The event placed a special emphasis on authenticity and cultural education, especially as it relates to Irish cultural history. Donnelle McKaskle, director of the Celtic Cultural Center, said she takes pride in avoiding the stereotypes associated with Ireland and St. Patrick’s Day. 

“Unlike other places we try to focus a little more on families and education and the traditions. If you look around you won‘t see any representations of stereotypes,” McKaskle said. “No green beer, most Irish people drink Guinness.”

At the festival, cutouts of famed Irish poets replaced stereotypical Irish imagery. The Gaelic League of Austin held two workshops teaching the Gealic language and merchants sold genuine Celtic memorabilia. 

The evening also featured live entertainment, including James Keane, an exponent of traditional Irish accordion, and Goitse, a young group flown in from Limerick, Ireland.
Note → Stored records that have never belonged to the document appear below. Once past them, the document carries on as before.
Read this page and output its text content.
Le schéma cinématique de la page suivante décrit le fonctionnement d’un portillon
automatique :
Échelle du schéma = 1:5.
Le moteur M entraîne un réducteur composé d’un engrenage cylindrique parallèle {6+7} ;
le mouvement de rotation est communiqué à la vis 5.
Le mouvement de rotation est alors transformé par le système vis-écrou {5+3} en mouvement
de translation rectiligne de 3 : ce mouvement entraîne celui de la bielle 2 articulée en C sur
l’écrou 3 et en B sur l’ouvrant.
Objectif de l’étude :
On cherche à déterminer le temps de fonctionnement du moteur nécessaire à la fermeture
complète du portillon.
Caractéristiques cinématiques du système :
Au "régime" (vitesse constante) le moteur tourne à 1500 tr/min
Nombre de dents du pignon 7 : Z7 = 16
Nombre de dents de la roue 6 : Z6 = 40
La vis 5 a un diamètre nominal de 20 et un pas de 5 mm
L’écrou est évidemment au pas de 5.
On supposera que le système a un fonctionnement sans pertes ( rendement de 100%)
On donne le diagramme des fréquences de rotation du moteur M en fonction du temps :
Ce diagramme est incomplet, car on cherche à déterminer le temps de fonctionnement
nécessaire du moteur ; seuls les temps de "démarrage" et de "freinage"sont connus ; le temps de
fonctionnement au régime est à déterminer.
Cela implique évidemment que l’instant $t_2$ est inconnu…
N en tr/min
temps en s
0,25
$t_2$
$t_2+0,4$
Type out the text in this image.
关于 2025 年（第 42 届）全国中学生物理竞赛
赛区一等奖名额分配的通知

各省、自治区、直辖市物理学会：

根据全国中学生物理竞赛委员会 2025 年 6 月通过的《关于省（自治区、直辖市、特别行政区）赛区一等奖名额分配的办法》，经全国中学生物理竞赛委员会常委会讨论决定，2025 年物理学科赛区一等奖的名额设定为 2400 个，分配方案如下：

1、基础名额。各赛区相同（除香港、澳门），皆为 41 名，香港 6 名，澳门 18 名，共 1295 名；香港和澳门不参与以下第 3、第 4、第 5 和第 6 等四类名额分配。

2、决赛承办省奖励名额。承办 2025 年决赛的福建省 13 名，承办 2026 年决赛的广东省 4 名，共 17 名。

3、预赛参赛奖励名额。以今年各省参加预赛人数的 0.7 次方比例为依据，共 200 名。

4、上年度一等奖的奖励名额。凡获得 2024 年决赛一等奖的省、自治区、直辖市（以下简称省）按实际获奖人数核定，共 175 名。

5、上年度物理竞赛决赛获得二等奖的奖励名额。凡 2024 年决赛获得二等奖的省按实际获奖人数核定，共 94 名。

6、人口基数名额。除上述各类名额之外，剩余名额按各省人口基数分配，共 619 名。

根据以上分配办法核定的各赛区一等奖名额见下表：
McKaskle said Keane has been recorded by the Smithsonian Institute and has played with some of the greatest musicians in the Irish tradition. She said Goitse — whose members are all in their mid-20s — is unique in that they are a young band that wants to play in the tradition of the masters.

Stephen Roe and Marci Adkinson, attendants at the festival, were pleased to celebrate St. Patrick’s Day in a family-friendly environment. They said their children were especially pleased by the face-painting booth and storytelling hour. 

“The authenticity here is really neat and important,” Adkinson said. “It’s not commercialized. It’s got stuff for the kids too. It’s nice to come out and not be clumped into a small area with a bunch of drunk people.”

Leland Simpson, a merchant at the festival dealing in authentic Celtic knotwork, said the festival had a high turnout, noting most of the attendants were genuinely interested in their heritage. 

“The turnout’s been great,” Simpson said. “[The people here] like to get into the history of [the knotwork]. A lot of the jewelry I have has a card that gives you history and background. The people here just love that.”

The festival served as a fundraiser for an upcoming Celtic festival to be held in November, which will also be hosted by the Celtic Cultural Center.

Published on March 18, 2013 as "Festival embraces Celtic culture".